It's been a weak year for my overnites in the Apostles this year. Circumstances have conspired to leave me with only two nights of camping in the park this season but we have a permit for the end of August after two weekends of non kayak activity. Last week however, I received a call from a fellow blogger (you need to get that thing going again MsK!) at the NPS informing me that Manitou Island.....the entire island......was once again closed due to bear activity.
Cohort and fellow co-conspirator, RonO, just got back from a month long working vacation in Alaska. He was wrenching on aircraft for a company that offered bear watching tours in Lake Clark and Katmai National Parks. These are not the stunted Stockton Island black bears, these guys are big grizzlies. Even grizzlies with cubs as you can see from the photo. If folks can fly in and take pictures of these notoriously unpredictable bears, why does an entire island need to be closed because of one punk black bear? Don't airplane motors and camera clicking tourists disturb the natural zen-like state of these wild bears? What if a bear had simply 'had it' and attacked the awed photographers? Aren't the park officials afraid someone will get hurt? What about the children!!??
Seriously, as I've written before, it has to be tough to be the park service with the gamut of regulations and nut cases they have to deal with. I'm not a big fan of the wilderness designation because I don't think its been wilderness since the Anishnabe first settled there hundreds of years ago. All the Wilderness Act seems to do is further tie the hands of those in charge of managing the area but I'm getting a bit off topic. Lets zoom back into this renegade bear on Manitou. Camper stupidity is likely what got him used to people but maybe not. Like people, this could be the psychopath bear. I'm sure some of you are thinking 'the bear was there first'. No, he likely swam out there or walked out on the ice and what the hell difference does that make anyway? I know there have been lots of bear visits to campsites this year and only a fraction of them have been reported. One friend had 5 visits in one night a couple weeks ago, and another group had to shoo the bear away a number of times, both on other islands. Is it good to report these encounters or will it only diminish the number of available campsites when the reported ones inevitably get closed? A couple years back a young grad student at UW came up with a model for estimating Wisconsin's bear population which showed that the bear population was double what the DNR had thought. DNR scientists reluctantly agreed that the model was correct. The bottom line is that we have plenty of bears. Plenty. Manitou Island is open to bear hunting and I offered to go out there with a bag of honey covered marshmallows and a .357 magnum but that was met with less than enthusiasm by MsK. Relocation? That just moves the problem to another area, a situation we had personal experience with when we found that our hunting camp was the 'bad bear' dumping spot for Bayfield county a few years back.
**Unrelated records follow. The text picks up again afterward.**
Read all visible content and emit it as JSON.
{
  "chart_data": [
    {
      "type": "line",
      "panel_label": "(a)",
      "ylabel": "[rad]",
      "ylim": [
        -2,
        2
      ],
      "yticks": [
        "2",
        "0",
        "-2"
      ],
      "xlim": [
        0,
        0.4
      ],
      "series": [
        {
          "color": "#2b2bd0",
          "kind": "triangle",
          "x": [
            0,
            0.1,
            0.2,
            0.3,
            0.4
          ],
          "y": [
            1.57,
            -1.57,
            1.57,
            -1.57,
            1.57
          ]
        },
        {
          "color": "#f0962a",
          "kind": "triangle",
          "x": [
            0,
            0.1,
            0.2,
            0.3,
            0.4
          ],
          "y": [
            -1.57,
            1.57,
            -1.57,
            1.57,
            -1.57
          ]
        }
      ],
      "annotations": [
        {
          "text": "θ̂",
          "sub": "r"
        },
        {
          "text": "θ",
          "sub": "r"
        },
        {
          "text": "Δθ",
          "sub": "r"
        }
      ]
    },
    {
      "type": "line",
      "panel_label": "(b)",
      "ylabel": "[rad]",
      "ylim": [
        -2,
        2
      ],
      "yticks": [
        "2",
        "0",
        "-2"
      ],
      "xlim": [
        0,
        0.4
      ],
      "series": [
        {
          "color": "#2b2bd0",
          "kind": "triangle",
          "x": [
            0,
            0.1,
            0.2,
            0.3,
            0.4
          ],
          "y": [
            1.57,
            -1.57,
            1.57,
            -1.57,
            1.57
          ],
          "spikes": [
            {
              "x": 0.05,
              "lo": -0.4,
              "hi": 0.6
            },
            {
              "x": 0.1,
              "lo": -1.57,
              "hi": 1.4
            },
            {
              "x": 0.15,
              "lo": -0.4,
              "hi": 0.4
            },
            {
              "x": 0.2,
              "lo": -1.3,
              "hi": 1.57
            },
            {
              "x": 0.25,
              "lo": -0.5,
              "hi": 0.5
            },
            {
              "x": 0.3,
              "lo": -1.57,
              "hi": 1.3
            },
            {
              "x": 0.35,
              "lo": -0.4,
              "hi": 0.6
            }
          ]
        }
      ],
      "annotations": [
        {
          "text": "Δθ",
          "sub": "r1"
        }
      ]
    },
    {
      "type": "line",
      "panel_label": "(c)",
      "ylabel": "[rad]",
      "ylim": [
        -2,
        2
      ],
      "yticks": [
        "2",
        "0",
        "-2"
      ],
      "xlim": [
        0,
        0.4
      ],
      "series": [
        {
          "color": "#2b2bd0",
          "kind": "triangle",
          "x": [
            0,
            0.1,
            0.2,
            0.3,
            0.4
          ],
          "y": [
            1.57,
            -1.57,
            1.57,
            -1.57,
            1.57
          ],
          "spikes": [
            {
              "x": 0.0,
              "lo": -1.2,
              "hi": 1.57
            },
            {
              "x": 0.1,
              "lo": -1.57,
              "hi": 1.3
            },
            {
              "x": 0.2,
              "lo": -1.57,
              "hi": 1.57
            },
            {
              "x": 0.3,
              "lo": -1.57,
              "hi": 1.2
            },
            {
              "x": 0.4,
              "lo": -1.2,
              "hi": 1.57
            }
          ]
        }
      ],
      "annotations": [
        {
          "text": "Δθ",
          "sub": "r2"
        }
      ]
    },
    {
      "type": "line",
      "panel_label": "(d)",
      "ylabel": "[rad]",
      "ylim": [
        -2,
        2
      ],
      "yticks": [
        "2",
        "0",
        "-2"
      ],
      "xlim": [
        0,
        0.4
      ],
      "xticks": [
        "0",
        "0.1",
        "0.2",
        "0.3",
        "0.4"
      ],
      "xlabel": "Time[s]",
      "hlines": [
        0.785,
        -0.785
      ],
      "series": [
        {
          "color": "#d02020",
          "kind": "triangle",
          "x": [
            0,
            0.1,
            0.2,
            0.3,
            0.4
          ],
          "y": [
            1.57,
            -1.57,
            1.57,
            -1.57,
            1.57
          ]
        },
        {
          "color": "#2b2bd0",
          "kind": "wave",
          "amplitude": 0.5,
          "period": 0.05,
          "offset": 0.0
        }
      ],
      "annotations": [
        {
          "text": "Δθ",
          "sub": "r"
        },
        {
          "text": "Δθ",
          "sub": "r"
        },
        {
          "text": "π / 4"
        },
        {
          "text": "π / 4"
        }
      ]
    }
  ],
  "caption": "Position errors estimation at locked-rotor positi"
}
Maybe what we need is more 'bearmanship'. No1 son was in southwestern China a few years back and planned on climbing up a popular mountain in the area near the Vietnamese border. Chinese entrepaneurs at the base persuaded him that he needed to rent a monkey club from them since the monkeys along the way were bold food and pack snatchers. He did and, sure enough, monkeys needed to be clubbed. I would not advocate bear clubs however. The BearWhisperer, a buddy who tags and monitors black bears with the DNR, tells of a hundred pound yearling waking up and pretty much kicking his 6'1", 200# ass until his partner came over and helped subdue it. More bear interaction education, tighter control and watch over the food we bring out, bear spray, and maybe even a firecracker or two could help cut down on the problem. In this particular case, I'd encourage one of you northern Wisconsin bear hunters to seriously consider Manitou Island. You won't have to bait for weeks or deal with the mostly smelly and stupid bear dogs. Just head out in your fishing boat, throw out those honey glazed marshmallows and slam the bear box door a few times. I think its pretty much a sure thing.
Good luck campers and good luck NPS. When 'the public' runs the gamut from Naugahyde wearing PETA members to shifty bear dog runners in northeastern Wisconsin it would seem to be a problem with no solution, one that has the park service's hands tied. We need to collectively figure out this bear-human interaction since what we are doing now does not seem to be working.